When I first learned about the Internet and the World Wide Web in the mid-1990s, I imagined them as a vast library. When I first logged on, I found it thrilling to visit web pages in other countries and realize that the content I was seeing was hosted on a computer far away, yet arrived on my screen almost instantly–or about as instantly as a 14.4 Kbps modem could manage. At that time there wasn’t much content, even compared with my local library. This was before Wikipedia, YouTube, Flickr, SoundCloud, and so on.

As interested as I was in computers and the Internet, I ended up pursuing a different interest in college: language. At least, at that time the two subjects seemed to me to be quite separate. Since my graduation I have gradually come to notice how closely linguistics and computer science have been intertwined since at least the 1950s, and how they are becoming ever more intertwined in the present, as both linguists and computer scientists devote much research effort to the problem of natural language understanding.

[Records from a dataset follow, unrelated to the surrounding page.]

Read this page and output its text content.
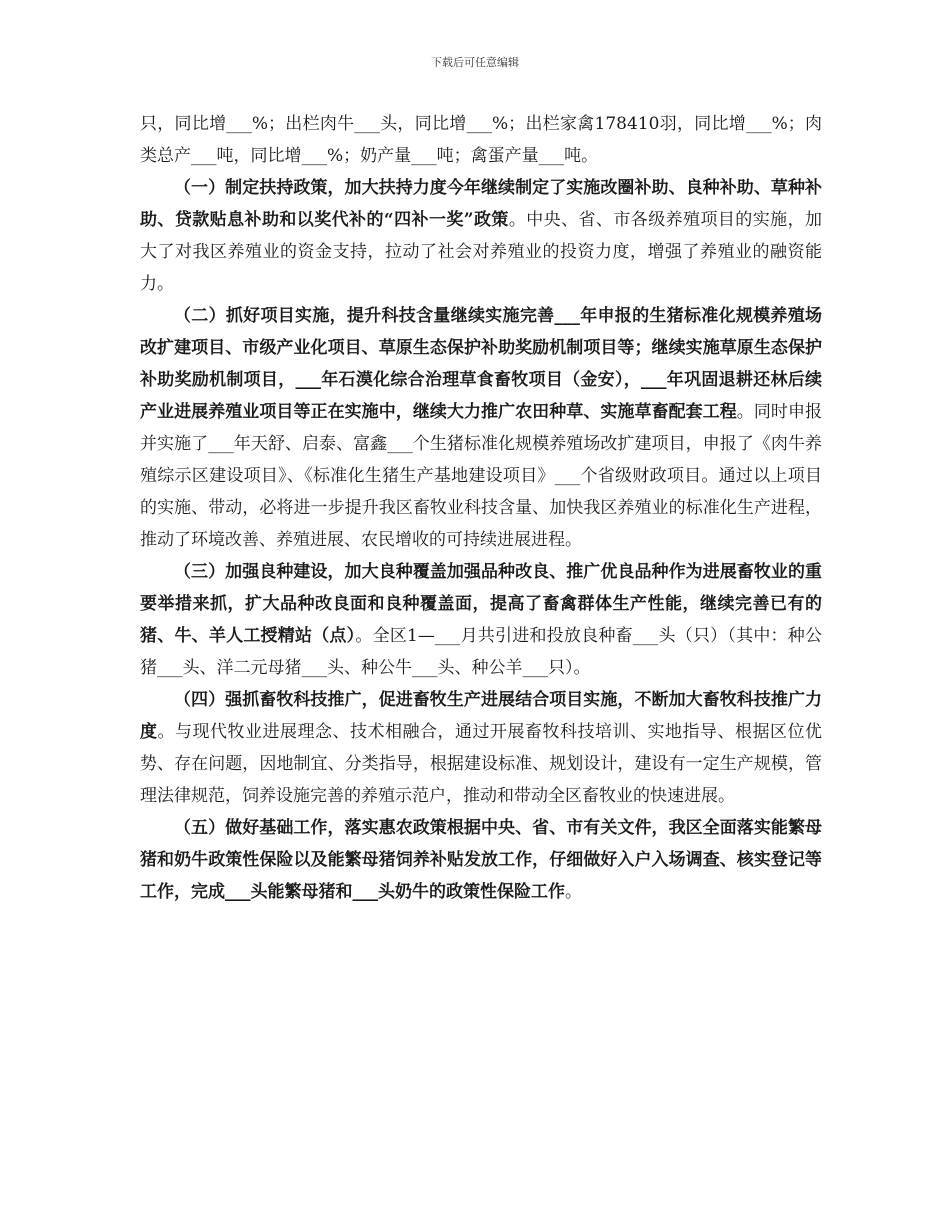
下载后可任意编辑

只，同比增___%；出栏肉牛___头，同比增___%；出栏家禽178410羽，同比增___%；肉类总产___吨，同比增___%；奶产量___吨；禽蛋产量___吨。

（一）制定扶持政策，加大扶持力度今年继续制定了实施改圈补助、良种补助、草种补助、贷款贴息补助和以奖代补的“四补一奖”政策。中央、省、市各级养殖项目的实施，加大了对我区养殖业的资金支持，拉动了社会对养殖业的投资力度，增强了养殖业的融资能力。

（二）抓好项目实施，提升科技含量继续实施完善___年申报的生猪标准化规模养殖场改扩建项目、市级产业化项目、草原生态保护补助奖励机制项目等；继续实施草原生态保护补助奖励机制项目，___年石漠化综合治理草食畜牧项目（金安），___年巩固退耕还林后续产业进展养殖业项目等正在实施中，继续大力推广农田种草、实施草畜配套工程。同时申报并实施了___年天舒、启泰、富鑫___个生猪标准化规模养殖场改扩建项目，申报了《肉牛养殖综示区建设项目》、《标准化生猪生产基地建设项目》___个省级财政项目。通过以上项目的实施、带动，必将进一步提升我区畜牧业科技含量、加快我区养殖业的标准化生产进程，推动了环境改善、养殖进展、农民增收的可持续进展进程。

（三）加强良种建设，加大良种覆盖加强品种改良、推广优良品种作为进展畜牧业的重要举措来抓，扩大品种改良面和良种覆盖面，提高了畜禽群体生产性能，继续完善已有的猪、牛、羊人工授精站（点）。全区1—___月共引进和投放良种畜___头（只）（其中：种公猪___头、洋二元母猪___头、种公牛___头、种公羊___只）。

（四）强抓畜牧科技推广，促进畜牧生产进展结合项目实施，不断加大畜牧科技推广力度。与现代牧业进展理念、技术相融合，通过开展畜牧科技培训、实地指导、根据区位优势、存在问题，因地制宜、分类指导，根据建设标准、规划设计，建设有一定生产规模，管理法律规范，饲养设施完善的养殖示范户，推动和带动全区畜牧业的快速进展。

（五）做好基础工作，落实惠农政策根据中央、省、市有关文件，我区全面落实能繁母猪和奶牛政策性保险以及能繁母猪饲养补贴发放工作，仔细做好入户入场调查、核实登记等工作，完成___头能繁母猪和___头奶牛的政策性保险工作。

I have used open source software for almost 20 years without giving anything back. I have also learned much (or so I think!) about language and computer programming in my own personal quest to satisfy my curiosity about such subjects, and hopefully to make a living as well. But a lake without an outlet becomes a dead sea. My intention with this web log is to share what I’ve learned, or what I think, about certain subjects, particularly related to linguistics and computer programming. In some areas I may have a pretty solid grasp of the subject, but in many areas I will be posting as I learn.

Just to whet your appetite (or alternatively, to warn you off), here are a few topics I’m currently interested in, ordered more or less by my grasp of them: etymology, onomastics, functional programming, logic programming, ontology, concurrent programming, graph databases and graph processors, and machine learning.